From Japanese Kabuki, to Greek and Roman theatre, and Shakepeare’s Elizabethan stage, despite claims that drag performance is a trend on the rise, the history shows drag has been practiced across cultures and eras.
Consider that in recent decades, drag has been near-constantly employed by male comedians and actors alike. While not all performances in this context are inherently “at the expense” of any one group, it seems a bit coincidental that the recent hysteria surrounding drag seems to be an issue now that queer people are the individuals leading mainstream drag performances. Now that queer drag art has carved out space as a mainstream phenomenon where the tired “man in a dress” is not in and of itself the entertainment value, some people are pushing back.
Last week, the State of Tennessee passed Senate Bill 3(a)(1): “It is an offence for a person to engage in an adult cabaret performance: (A) On public property; or (B) In a location where the adult cabaret performance could be viewed by a person who is not an adult.”
And while this legislation has been tabled all the way down in Tennessee, the arrest of Derek Reimer a few weeks ago in Calgary, shows this issue is close to coming to southern Alberta.
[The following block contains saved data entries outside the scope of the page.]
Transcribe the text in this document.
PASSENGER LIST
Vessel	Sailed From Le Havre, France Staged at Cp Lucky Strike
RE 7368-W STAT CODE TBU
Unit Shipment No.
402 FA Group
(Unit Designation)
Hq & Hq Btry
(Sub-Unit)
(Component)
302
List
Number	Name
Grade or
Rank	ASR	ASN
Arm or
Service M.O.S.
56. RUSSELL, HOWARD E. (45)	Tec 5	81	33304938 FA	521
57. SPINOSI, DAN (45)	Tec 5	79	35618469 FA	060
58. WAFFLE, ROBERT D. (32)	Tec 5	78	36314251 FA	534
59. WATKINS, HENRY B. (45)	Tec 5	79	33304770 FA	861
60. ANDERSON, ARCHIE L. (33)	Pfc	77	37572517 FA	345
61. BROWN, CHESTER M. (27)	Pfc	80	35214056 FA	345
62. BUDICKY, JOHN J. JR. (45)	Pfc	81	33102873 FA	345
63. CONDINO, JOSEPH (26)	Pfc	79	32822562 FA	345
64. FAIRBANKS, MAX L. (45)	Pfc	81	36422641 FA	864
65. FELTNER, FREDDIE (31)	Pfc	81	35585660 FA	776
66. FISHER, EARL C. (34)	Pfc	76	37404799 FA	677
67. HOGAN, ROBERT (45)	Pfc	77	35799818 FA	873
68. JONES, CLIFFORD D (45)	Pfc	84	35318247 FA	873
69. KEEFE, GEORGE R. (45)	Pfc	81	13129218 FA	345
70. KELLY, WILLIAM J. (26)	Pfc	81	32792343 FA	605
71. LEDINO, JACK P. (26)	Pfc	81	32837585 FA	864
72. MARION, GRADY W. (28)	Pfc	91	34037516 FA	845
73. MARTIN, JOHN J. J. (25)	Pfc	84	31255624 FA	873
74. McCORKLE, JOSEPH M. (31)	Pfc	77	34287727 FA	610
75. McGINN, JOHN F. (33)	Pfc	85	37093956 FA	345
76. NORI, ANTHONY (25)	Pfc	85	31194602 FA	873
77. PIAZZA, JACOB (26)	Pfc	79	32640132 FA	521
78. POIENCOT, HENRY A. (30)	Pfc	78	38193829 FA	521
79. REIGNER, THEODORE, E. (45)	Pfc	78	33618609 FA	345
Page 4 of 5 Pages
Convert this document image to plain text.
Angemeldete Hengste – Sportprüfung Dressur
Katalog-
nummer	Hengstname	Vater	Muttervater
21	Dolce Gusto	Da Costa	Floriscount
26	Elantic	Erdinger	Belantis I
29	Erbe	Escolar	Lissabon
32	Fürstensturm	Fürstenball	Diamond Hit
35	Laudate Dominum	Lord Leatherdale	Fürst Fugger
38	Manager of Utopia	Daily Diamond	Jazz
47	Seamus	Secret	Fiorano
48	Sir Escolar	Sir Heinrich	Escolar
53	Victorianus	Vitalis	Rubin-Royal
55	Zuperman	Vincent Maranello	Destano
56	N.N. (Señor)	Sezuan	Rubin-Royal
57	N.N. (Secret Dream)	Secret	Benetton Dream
Reimer recently stormed a public, all-ages library event which included performers dressed in drag reading at a public library. These kinds of events have rose in popularity in recent years, but so too has opposition.
In Greece circa 510 BCE, women were barred from the chorus and stage roles. As such, men and boys were cast in these roles and performed in drag for centuries. Fast forward, a few thousand years, women in the Elizabethan era were again prohibited from acting. For live performances, the influential English playwright William Shakespeare employed young men in the roles of women in his plays.
And whether you like it or not, drag has always been, in some senses, mainstream. Adam Sandler, Dustin Hoffman, Eddie Murphy, John Travolta, Patrick Swayze, Tim Curry, Tom Hanks, Robin Williams and countless more have all donned drag as entertainment in high-grossing, critically successful, and child-appropriate movies.
What’s concerning is that it’s recent discourse and legislation intending to criminalize drag seems to coincide entirely with the art-form being spearheaded by queer performers. Drag in the mainstream has caused a shift in capital to the (mostly) queer performers who are able to perform in a myriad of contexts for a variety of demographics, such as during “drag brunches” or public story readings led by drag performers. Under Tennessee’s new law, this will be outlawed, regardless of whether the event-specific content is appropriate for all ages.
As many have correctly pointed out, some themes explored by drag performers are not suitable for children. Sure, in the same way some mainstream music, film, and digital content, is not suitable for younger audiences, that is true. But drag is not a monolith.
For example, as a society, we routinely accept the popularity and cultural prominence of graphic depictions of brutal violence. Themes of intimate partner violence, misogyny, and gendered violence has historically been accepted as a means to a comedic end and can be found contained in plenty of non R-rated content readily accessible and marketed to children everyday. The highest grossing R-rated film of all time “Joker” is also among the highest grossing films in general, and yet, the masses haven’t taken to the streets calling to ban this movie, or even other films of this nature. Similarly, streaming services offer children access to a plethora of depictions of brutal violence, sexually explicit, or mature themes on multiple devices within most modern homes, and yet most people aren’t throwing their televisions out the window or protesting the theatres. But that is what is essentially contained within Senate Bill 3, a ban on drag in public spaces or anywhere a minor may be in attendance.
Television, music, and video games featuring intense violence, graphic depictions of war and causalities, and even violence against children are available for play and purchase everywhere from on demand-services to your local Walmart.
It is curious to note we rarely see the electronics department stormed by concerned citizens demanding the work of predators who groomed children such as Elvis Presley, Jerry Lee Lewis, Gene Simmons, Jimmy Page, Michael Jackson, Woody Allen, Jerry Seinfeld, Steven Tyler, David Bowie, etc., be stripped off the shelves for outrage over their exploitation of children. It is probable that for many supporters of this legislation, their outrage of this issue in the here and now has more to do with discrimination and less to do with a genuine sense of justice in barring a man wearing a sequined gown reading, from “The Very Hungry Caterpillar” in a public library.
Ultimately, parents are responsible for making choices for their children as to what is appropriate, but legislating the abolishment of an entire performance art from the public at large seems like a really ironic example of the “big-government overreach” the bill’s supporters are often rallying against.